The two perfected germ-cells before fecundation are in a state of nuclear rest after the numerous mitotic changes that have taken place in the maturation of these cells. When these nuclei unite in the ovum an intense activity at once is set up. Biologists offer very many theories to explain this awakening force. Herbert Spencer, Herting, and others held that protoplasm when perfected tends to pass into a state of stable equilibrium and consequent lessened activity, but fertilization restores it to a labile state. This and similar theories are verbose amplifications of the obvious fact that the cells start to divide and the biologists do not know the cause. The soul, of course, cannot have anything to do with the matter, because you cannot smell a soul. "Senescence and rejuvenescence" is another sonorous explanation that does not explain, used by Minot, Engelmann, and Hansen. Weismann rejects these theories for his own "Fertilization as a Source of Variation." Anyhow, the fertilized cell starts to divide regardless of the biologists. Adult cells may be stimulated to divide by chemical irritation, by mechanical pressure as in the formation of calluses, traumatism, by any agency that brings about an abnormal condition of the body, but this fact does not explain the normal fission of the fecundated ovum.

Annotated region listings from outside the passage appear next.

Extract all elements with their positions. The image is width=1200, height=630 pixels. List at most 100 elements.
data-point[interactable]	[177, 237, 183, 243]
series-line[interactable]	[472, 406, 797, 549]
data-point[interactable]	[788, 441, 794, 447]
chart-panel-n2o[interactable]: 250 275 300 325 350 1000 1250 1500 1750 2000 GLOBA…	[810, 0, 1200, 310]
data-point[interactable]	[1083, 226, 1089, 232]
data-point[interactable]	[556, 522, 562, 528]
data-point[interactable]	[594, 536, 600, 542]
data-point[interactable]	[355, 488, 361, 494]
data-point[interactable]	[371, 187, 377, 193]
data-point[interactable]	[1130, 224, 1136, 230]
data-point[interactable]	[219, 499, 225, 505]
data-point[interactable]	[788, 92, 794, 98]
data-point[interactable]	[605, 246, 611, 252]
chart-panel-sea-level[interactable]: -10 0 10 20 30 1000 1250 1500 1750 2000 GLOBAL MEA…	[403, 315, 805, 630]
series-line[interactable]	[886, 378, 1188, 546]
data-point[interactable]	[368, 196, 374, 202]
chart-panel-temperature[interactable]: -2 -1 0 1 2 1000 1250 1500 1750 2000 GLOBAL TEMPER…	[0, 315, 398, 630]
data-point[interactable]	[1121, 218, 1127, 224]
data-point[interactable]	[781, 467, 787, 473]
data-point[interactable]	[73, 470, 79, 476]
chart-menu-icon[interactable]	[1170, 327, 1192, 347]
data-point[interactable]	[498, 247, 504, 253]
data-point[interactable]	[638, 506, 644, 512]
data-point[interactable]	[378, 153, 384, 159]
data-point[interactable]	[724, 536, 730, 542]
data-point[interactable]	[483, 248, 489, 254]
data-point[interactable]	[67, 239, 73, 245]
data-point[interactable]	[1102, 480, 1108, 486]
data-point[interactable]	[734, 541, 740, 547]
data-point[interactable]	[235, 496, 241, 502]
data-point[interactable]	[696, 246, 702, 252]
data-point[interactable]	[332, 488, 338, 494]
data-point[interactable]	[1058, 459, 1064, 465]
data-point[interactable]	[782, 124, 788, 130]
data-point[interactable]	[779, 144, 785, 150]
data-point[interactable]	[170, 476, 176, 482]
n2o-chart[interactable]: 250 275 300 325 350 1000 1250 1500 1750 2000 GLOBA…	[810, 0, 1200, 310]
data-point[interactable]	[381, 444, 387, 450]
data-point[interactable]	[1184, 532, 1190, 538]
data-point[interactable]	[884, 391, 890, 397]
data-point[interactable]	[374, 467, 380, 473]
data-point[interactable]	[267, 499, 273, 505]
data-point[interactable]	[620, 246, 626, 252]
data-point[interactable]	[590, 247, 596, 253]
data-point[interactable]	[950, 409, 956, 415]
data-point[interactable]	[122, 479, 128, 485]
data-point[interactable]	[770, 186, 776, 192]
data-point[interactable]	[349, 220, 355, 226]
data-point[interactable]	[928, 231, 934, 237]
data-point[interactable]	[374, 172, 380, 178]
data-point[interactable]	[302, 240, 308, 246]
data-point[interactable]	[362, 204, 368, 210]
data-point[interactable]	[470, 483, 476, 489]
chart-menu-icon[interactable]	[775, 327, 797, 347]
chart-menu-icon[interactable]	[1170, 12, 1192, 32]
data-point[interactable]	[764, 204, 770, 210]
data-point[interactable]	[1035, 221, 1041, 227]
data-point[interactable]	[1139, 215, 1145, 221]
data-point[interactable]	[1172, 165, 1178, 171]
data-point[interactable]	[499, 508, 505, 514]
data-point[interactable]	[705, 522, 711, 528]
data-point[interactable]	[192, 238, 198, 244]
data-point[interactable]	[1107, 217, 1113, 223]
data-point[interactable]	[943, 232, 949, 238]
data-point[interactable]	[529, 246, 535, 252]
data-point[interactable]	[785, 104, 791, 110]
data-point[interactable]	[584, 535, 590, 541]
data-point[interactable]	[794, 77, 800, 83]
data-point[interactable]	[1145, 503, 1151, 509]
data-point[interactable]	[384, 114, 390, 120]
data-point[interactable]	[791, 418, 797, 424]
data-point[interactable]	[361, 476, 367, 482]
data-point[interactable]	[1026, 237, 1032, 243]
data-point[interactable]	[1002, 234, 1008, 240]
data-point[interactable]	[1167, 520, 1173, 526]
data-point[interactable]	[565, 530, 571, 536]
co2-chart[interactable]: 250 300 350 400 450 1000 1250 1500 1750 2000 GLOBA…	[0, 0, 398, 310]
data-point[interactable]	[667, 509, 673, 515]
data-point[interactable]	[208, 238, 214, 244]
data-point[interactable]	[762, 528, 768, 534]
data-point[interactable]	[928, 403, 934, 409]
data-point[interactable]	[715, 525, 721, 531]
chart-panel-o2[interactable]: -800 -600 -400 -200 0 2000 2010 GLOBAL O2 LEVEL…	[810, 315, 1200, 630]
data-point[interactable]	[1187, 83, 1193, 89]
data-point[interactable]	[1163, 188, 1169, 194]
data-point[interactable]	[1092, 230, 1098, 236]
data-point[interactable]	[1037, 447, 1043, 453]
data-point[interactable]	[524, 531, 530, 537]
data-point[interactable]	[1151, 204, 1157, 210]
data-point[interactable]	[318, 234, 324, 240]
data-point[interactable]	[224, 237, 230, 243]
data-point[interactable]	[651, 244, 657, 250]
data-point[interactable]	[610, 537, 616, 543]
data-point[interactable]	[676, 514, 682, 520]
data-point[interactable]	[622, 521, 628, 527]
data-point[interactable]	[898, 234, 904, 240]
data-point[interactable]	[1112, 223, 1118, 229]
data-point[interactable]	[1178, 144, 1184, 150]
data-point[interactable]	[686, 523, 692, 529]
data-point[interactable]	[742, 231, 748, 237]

In about fifteen days from the date of fertilization the ovum passes through the following stages:
1. The ovum, with a full series of mitotic changes of the ordinary somatic type described above, divides, subdivides, and grows within the cell-wall until a rounded mass of cells is formed, which is called the Morula or Blastula—the original cell-wall, of course, stretches to hold these new cells. They are of unequal size, and they divide at unequal rates.